Since SA announced the discovery of Omicron on November 25, about 450 researchers globally have been working to isolate the variant from patient specimens, grow it in labs, verify its genomic sequence, and establish methods to test it in blood-plasma samples.

The work in Sigal’s lab involved testing 14 blood plasma samples collected from a dozen people who had been given a second Pfizer-BioNTech shot about a month earlier to gauge the concentration of antibodies needed to neutralise, or block, the live Omicrion virus.

Levels of neutralising antibodies against the variant were significantly higher in a subset of participants who had Covid-19 about a year earlier, Sigal said.

Hybrid immunity

That indicates hybrid immunity, generated by natural infection followed by immunisation, may provide reasonable protection against Omicron.
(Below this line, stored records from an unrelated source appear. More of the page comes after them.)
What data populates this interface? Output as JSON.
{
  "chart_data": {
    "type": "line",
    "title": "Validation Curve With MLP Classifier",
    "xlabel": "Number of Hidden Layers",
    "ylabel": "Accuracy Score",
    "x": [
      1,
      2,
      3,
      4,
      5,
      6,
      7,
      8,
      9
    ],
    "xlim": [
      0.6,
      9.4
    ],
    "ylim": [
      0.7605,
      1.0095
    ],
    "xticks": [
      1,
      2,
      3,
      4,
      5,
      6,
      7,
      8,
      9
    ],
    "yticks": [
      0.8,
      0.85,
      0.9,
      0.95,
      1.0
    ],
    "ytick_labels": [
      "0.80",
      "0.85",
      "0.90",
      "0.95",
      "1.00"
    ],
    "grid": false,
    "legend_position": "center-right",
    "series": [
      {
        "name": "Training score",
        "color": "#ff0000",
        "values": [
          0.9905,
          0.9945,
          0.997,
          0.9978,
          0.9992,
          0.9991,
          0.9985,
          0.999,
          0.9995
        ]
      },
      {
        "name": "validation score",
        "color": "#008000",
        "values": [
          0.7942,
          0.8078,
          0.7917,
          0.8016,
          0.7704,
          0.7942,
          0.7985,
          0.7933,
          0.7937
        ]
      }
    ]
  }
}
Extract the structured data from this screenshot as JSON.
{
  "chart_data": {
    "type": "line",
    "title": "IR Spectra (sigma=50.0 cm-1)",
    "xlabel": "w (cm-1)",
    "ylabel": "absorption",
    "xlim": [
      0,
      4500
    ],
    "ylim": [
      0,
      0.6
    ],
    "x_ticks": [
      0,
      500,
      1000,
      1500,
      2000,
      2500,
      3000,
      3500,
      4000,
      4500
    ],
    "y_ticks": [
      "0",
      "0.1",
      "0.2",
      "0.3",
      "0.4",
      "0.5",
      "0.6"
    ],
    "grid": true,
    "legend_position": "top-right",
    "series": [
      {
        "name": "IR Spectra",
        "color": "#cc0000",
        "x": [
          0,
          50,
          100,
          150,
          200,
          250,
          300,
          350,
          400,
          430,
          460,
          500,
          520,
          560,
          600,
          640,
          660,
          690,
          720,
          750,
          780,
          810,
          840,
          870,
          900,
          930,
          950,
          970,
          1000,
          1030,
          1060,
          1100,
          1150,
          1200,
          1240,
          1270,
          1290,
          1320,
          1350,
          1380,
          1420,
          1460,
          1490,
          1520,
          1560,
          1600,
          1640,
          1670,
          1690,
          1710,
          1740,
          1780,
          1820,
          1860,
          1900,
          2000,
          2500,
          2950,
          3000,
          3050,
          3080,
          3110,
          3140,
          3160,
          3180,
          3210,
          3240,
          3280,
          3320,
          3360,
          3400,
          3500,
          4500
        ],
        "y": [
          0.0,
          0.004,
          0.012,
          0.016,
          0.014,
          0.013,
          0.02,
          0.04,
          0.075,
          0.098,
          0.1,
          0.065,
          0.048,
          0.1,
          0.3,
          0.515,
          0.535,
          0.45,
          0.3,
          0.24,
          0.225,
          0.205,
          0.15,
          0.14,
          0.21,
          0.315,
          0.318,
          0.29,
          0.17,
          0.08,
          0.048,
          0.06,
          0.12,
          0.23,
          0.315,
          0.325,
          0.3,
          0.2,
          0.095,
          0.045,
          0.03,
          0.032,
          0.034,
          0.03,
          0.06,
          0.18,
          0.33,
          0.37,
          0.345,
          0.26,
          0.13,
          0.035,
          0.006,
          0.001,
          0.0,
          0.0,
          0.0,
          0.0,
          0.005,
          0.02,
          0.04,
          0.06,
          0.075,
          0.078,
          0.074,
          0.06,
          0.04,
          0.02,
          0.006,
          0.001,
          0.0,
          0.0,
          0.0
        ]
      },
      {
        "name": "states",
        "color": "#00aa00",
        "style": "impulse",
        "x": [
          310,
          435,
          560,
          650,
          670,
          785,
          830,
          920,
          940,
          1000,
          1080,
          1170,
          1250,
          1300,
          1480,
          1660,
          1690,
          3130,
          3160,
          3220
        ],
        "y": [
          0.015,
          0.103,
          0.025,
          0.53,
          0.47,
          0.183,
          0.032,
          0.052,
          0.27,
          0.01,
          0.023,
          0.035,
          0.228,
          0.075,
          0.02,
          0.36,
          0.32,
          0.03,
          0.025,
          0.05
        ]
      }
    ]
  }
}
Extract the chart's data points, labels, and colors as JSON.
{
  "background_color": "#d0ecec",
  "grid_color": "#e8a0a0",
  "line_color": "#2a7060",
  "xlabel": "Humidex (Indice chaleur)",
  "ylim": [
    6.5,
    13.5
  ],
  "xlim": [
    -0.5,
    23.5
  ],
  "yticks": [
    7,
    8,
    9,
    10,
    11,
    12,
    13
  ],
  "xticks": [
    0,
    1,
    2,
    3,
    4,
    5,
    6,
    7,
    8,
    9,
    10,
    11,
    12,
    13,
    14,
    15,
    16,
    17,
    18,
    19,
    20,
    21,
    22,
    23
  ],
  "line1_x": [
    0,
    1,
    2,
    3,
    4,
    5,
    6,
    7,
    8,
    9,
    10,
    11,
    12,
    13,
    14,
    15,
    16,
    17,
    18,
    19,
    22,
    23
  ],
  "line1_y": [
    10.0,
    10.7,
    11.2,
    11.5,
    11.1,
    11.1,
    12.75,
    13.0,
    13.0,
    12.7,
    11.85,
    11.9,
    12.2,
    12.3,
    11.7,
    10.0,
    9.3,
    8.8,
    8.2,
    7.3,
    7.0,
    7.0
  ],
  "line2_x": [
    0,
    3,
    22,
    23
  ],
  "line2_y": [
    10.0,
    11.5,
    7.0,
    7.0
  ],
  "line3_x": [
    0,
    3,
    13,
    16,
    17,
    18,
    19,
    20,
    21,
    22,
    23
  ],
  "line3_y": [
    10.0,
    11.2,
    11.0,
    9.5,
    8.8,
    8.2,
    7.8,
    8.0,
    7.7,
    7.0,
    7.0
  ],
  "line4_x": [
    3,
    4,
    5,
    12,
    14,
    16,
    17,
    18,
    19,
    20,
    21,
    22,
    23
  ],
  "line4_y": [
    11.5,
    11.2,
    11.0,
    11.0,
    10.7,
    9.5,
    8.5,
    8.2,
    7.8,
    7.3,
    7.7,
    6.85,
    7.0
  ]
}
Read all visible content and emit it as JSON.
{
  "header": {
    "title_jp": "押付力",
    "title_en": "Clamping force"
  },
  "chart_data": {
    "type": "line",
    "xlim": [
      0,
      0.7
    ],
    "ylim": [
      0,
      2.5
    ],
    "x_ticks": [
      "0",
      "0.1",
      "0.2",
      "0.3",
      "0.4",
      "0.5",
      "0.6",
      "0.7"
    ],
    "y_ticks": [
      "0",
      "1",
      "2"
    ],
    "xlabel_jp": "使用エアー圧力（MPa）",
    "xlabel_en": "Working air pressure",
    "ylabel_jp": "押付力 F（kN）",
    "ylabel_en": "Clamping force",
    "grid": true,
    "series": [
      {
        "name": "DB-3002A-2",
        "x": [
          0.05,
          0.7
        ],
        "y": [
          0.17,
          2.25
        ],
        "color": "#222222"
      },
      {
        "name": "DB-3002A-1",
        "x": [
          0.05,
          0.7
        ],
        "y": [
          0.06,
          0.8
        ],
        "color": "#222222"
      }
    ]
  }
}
In those who have never had Covid-19, this could be emulated by administering three doses of vaccine, the La Jolla Institute’s Crotty said.

“What many of us want to see is head-to-head comparisons against other variants  because of the broader experience with them,” he said.

Scientists also want to better understand the significance of the reduction in levels of neutralising antibodies against Omicron, and study the antibody responses against Omicron in blood sera from people who have received three doses of either the Pfizer or Moderna vaccines, Crotty said. 

In the weeks ahead, more clarity will also emerge from studies assessing the T cell response to Omicron, including one being run by the La Jolla Institute’s Alessandro Sette. 

It’s possible Omicron will have a less extreme impact on T cells, the white blood cell the immune system uses to kill virus-infected cells, said Dan Barouch, professor of medicine at Harvard Medical School and head of Boston’s Beth Israel Deaconess’ Centre for Virology and Vaccine Research. 

The responses of CD8 or “killer” T cells are likely to be important for protection against severe disease, he said.